Kan de minister nog eens helder aangeven of en zo ja wanneer er een vertrouwenspersoon
moet zijn in een bedrijf? Hoe werkt dat bij een klein bedrijf van bijv. 3
mensen?
In geval van seksuele intimidatie kan de bewijslast dat het gestelde niet
heeft plaats gevonden op de verweerder worden gelegd (omkering bewijslast),
indien de eisende partij de stellingen waaruit het vermoeden kan worden afgeleid
in voldoende mate weet te motiveren. Kan de minister enige aanknopingspunten
geven of wellicht zelfs een leidraad verschaffen waaraan deze motivering door
de eisende partij dient te voldoen? De leden van de VVD-fractie stellen deze
vraag, omdat het nogal eens een onmogelijke opgave zal kunnen zijn voor de
verweerder, zoals ook de Raad van State in zijn advies stelt, om het overtuigende
bewijs van zijn «onschuld» te bewijzen.
De definitie van het begrip «seksuele intimidatie» verschilt
van die in de Arbeidsomstandighedenwet 1998. In de Algemene wet gelijke behandeling
is geen definitie van seksuele intimidatie opgenomen. Aanpassing van de Arbowet
1998 en de Awgb dient derhalve plaats te vinden. Op welke termijn voorziet
de minister die aanpassing? Op welke wijze stelt de minister zich voor mogelijke
problemen op te lossen zolang aanpassing nog niet heeft plaats gevonden?

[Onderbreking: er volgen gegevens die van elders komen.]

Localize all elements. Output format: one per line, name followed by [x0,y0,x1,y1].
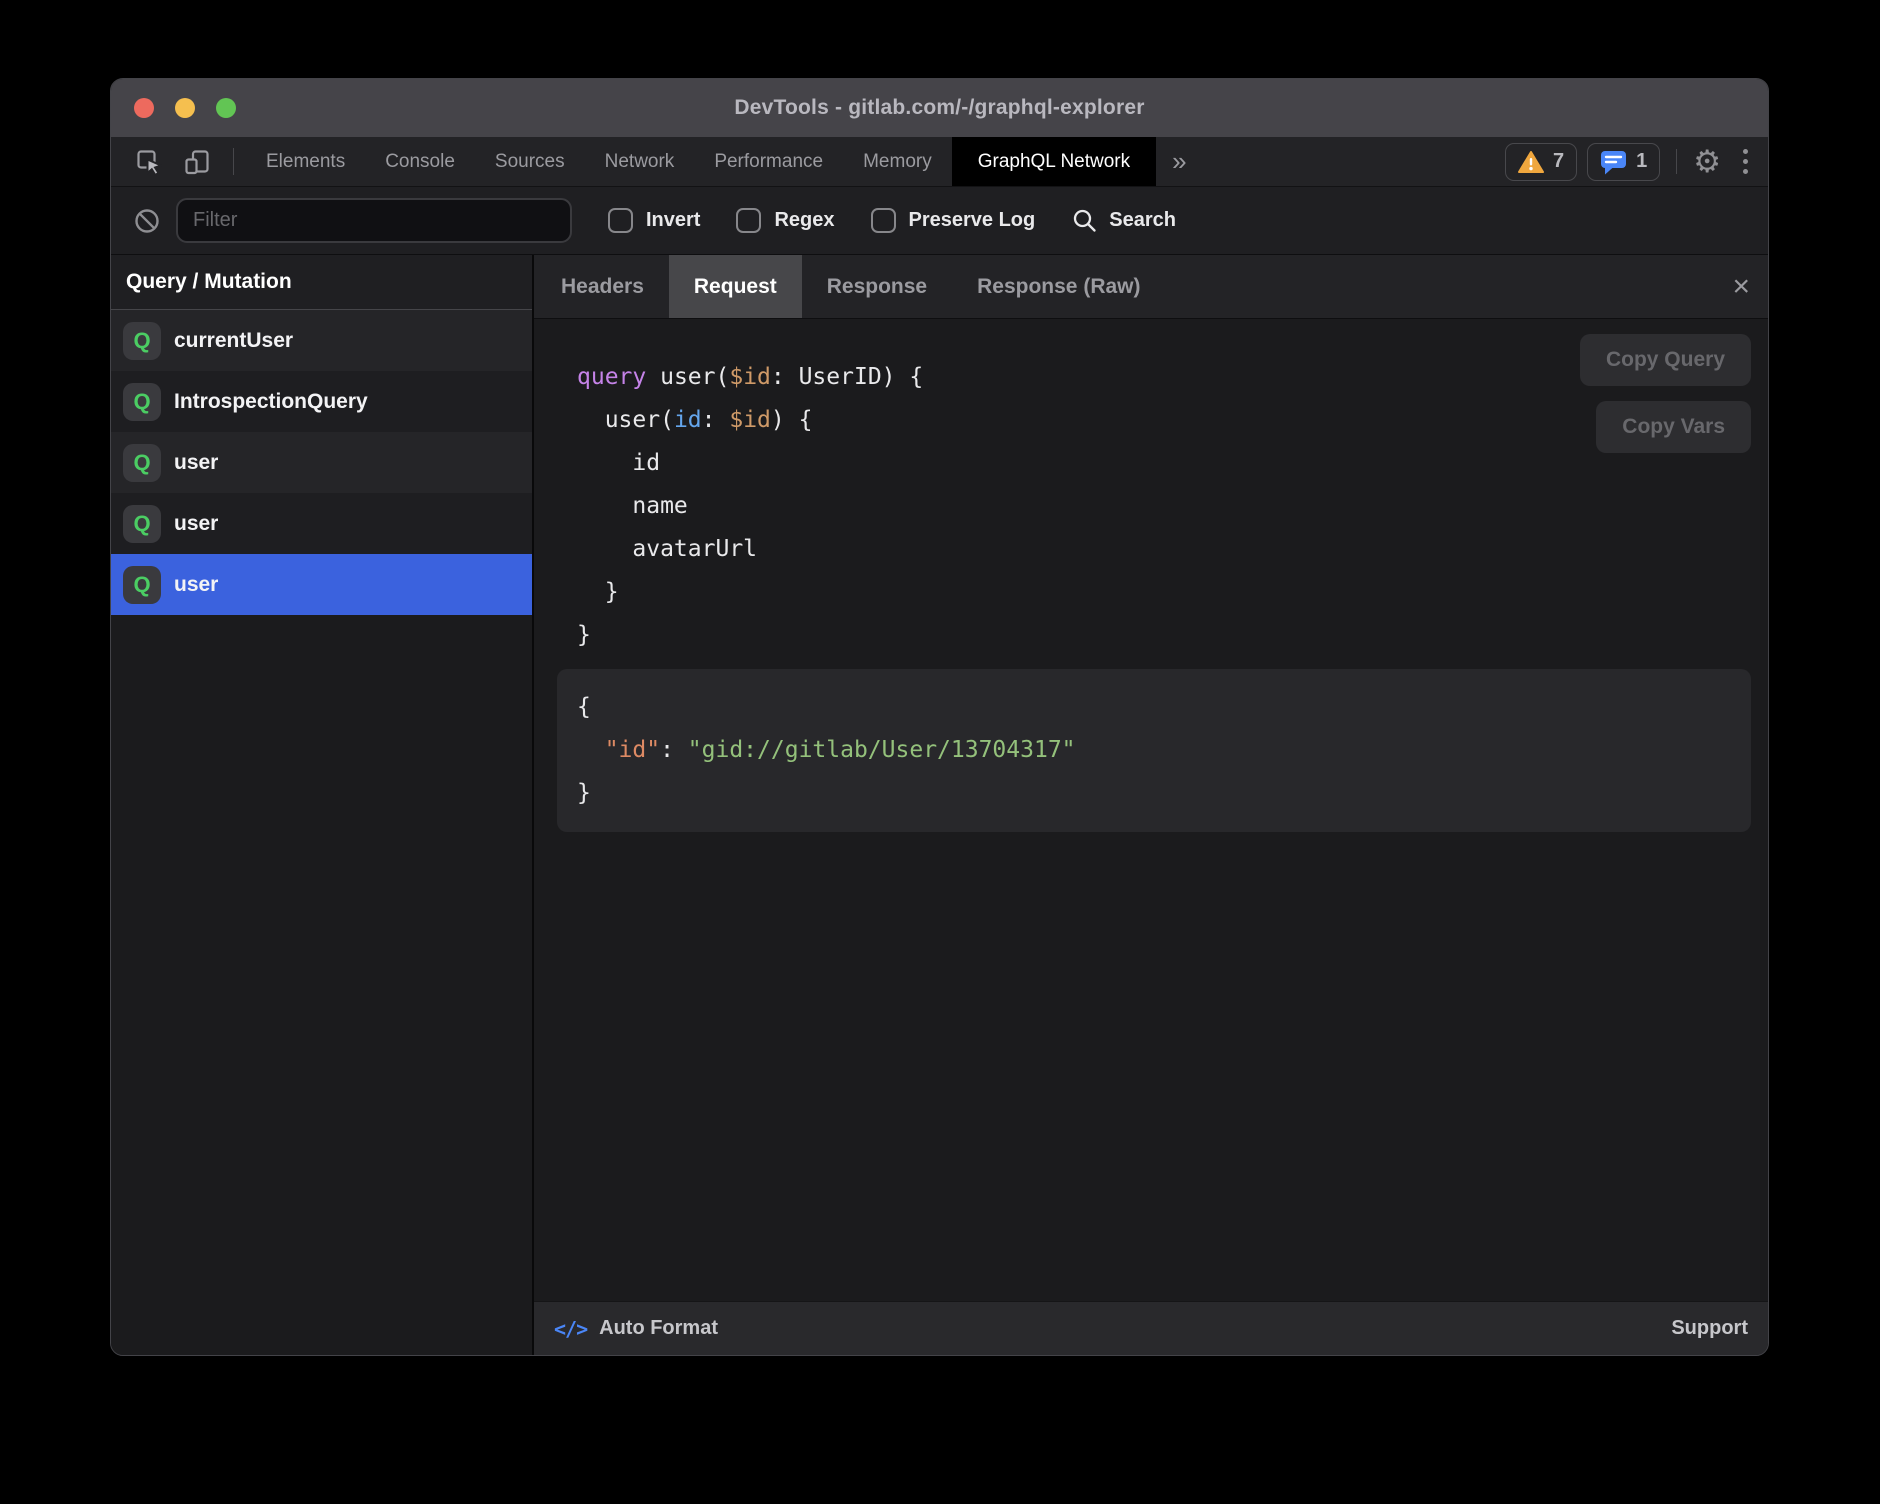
query-list-item-user[interactable]: Quser [111,554,532,615]
titlebar: DevTools - gitlab.com/-/graphql-explorer [111,79,1768,137]
query-type-badge: Q [123,322,161,360]
auto-format-control[interactable]: </> Auto Format [554,1317,718,1341]
warnings-badge[interactable]: 7 [1505,143,1577,181]
filter-bar: Invert Regex Preserve Log Search [111,187,1768,255]
tab-response[interactable]: Response [802,255,952,318]
query-list-item-currentUser[interactable]: QcurrentUser [111,310,532,371]
preserve-log-checkbox-group: Preserve Log [871,208,1036,233]
panel-tabs-strip: ElementsConsoleSourcesNetworkPerformance… [246,137,1156,186]
tab-network[interactable]: Network [585,137,695,186]
query-name-label: user [174,512,218,536]
invert-checkbox-group: Invert [608,208,700,233]
query-mutation-header: Query / Mutation [111,255,532,310]
issues-count: 1 [1636,150,1647,173]
code-brackets-icon: </> [554,1317,587,1341]
copy-vars-button[interactable]: Copy Vars [1596,401,1751,453]
query-list-item-user[interactable]: Quser [111,432,532,493]
tab-performance[interactable]: Performance [694,137,843,186]
device-toolbar-icon[interactable] [173,137,221,186]
query-list-item-user[interactable]: Quser [111,493,532,554]
traffic-lights [134,79,236,137]
query-type-badge: Q [123,383,161,421]
panel-footer: </> Auto Format Support [534,1301,1768,1355]
preserve-log-checkbox[interactable] [871,208,896,233]
query-list: QcurrentUserQIntrospectionQueryQuserQuse… [111,310,532,615]
query-type-badge: Q [123,444,161,482]
query-type-badge: Q [123,566,161,604]
settings-gear-icon[interactable]: ⚙ [1679,137,1735,186]
tab-headers[interactable]: Headers [536,255,669,318]
search-control[interactable]: Search [1071,207,1176,234]
close-icon[interactable]: × [1732,255,1750,318]
window-title: DevTools - gitlab.com/-/graphql-explorer [734,96,1144,120]
auto-format-label: Auto Format [599,1317,718,1340]
tab-request[interactable]: Request [669,255,802,318]
copy-buttons: Copy Query Copy Vars [1580,334,1751,453]
query-variables-code: { "id": "gid://gitlab/User/13704317"} [577,686,1731,815]
query-type-badge: Q [123,505,161,543]
issues-badge[interactable]: 1 [1587,143,1660,181]
invert-label: Invert [646,209,700,232]
main-area: Query / Mutation QcurrentUserQIntrospect… [111,255,1768,1355]
devtools-window: DevTools - gitlab.com/-/graphql-explorer… [110,78,1769,1356]
close-window-button[interactable] [134,98,154,118]
search-icon [1071,207,1098,234]
invert-checkbox[interactable] [608,208,633,233]
query-name-label: user [174,451,218,475]
search-label: Search [1109,209,1176,232]
message-bubble-icon [1600,149,1627,175]
copy-query-button[interactable]: Copy Query [1580,334,1751,386]
tab-response-raw-[interactable]: Response (Raw) [952,255,1165,318]
tab-memory[interactable]: Memory [843,137,952,186]
request-panel: HeadersRequestResponseResponse (Raw) × q… [534,255,1768,1355]
graphql-query-code: query user($id: UserID) { user(id: $id) … [577,356,1751,657]
regex-checkbox-group: Regex [736,208,834,233]
warning-icon [1518,150,1544,174]
clear-requests-icon[interactable] [133,207,161,235]
query-name-label: user [174,573,218,597]
tab-graphql-network[interactable]: GraphQL Network [952,137,1156,186]
tab-sources[interactable]: Sources [475,137,585,186]
devtools-tabbar: ElementsConsoleSourcesNetworkPerformance… [111,137,1768,187]
tab-elements[interactable]: Elements [246,137,365,186]
query-variables-card: { "id": "gid://gitlab/User/13704317"} [557,669,1751,832]
warnings-count: 7 [1553,150,1564,173]
toolbar-divider [1676,149,1677,174]
filter-input[interactable] [176,198,572,243]
query-name-label: IntrospectionQuery [174,390,368,414]
regex-checkbox[interactable] [736,208,761,233]
query-sidebar: Query / Mutation QcurrentUserQIntrospect… [111,255,534,1355]
request-tab-content: query user($id: UserID) { user(id: $id) … [534,319,1768,1301]
query-list-item-IntrospectionQuery[interactable]: Q IntrospectionQuery [111,371,532,432]
minimize-window-button[interactable] [175,98,195,118]
toolbar-divider [233,148,234,175]
more-tabs-button[interactable]: » [1156,137,1202,186]
preserve-log-label: Preserve Log [909,209,1036,232]
query-name-label: currentUser [174,329,293,353]
inspect-element-icon[interactable] [125,137,173,186]
request-panel-tabs: HeadersRequestResponseResponse (Raw) × [534,255,1768,319]
tab-console[interactable]: Console [365,137,475,186]
regex-label: Regex [774,209,834,232]
more-options-icon[interactable] [1735,137,1768,186]
support-link[interactable]: Support [1671,1317,1748,1340]
zoom-window-button[interactable] [216,98,236,118]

De voorzitter van de commissie,
Van Driel
De griffier van de commissie,
Nieuwenhuizen
XNoot
1Samenstelling:
Leden: Van den Berg (SGP), Van Leeuwen (CDA) (plv. voorzitter), Swenker
(VVD), De Wolff (GL), Kalsbeek-Schimmelpenninck van der Oije (VVD), Meulenbelt
(SP), Ten Hoeve (OSF), Van Driel (PvdA) (voorzitter), Vedder-Wubben (CDA),
V. Dalen-Schiphorst (CDA), Westerveld (PvdA) en Schouw (D66).
Plv. leden: Van Middelkoop (CU), Franken (CDA), Biermans (VVD), Thissen
(GL), Van den Broek-Laman Trip (VVD), Slagter-Roukema (SP), Terpstra (CDA),
Nap-Borger (CDA), Schuyer (D66), Noten (PvdA) en Leijnse (PvdA).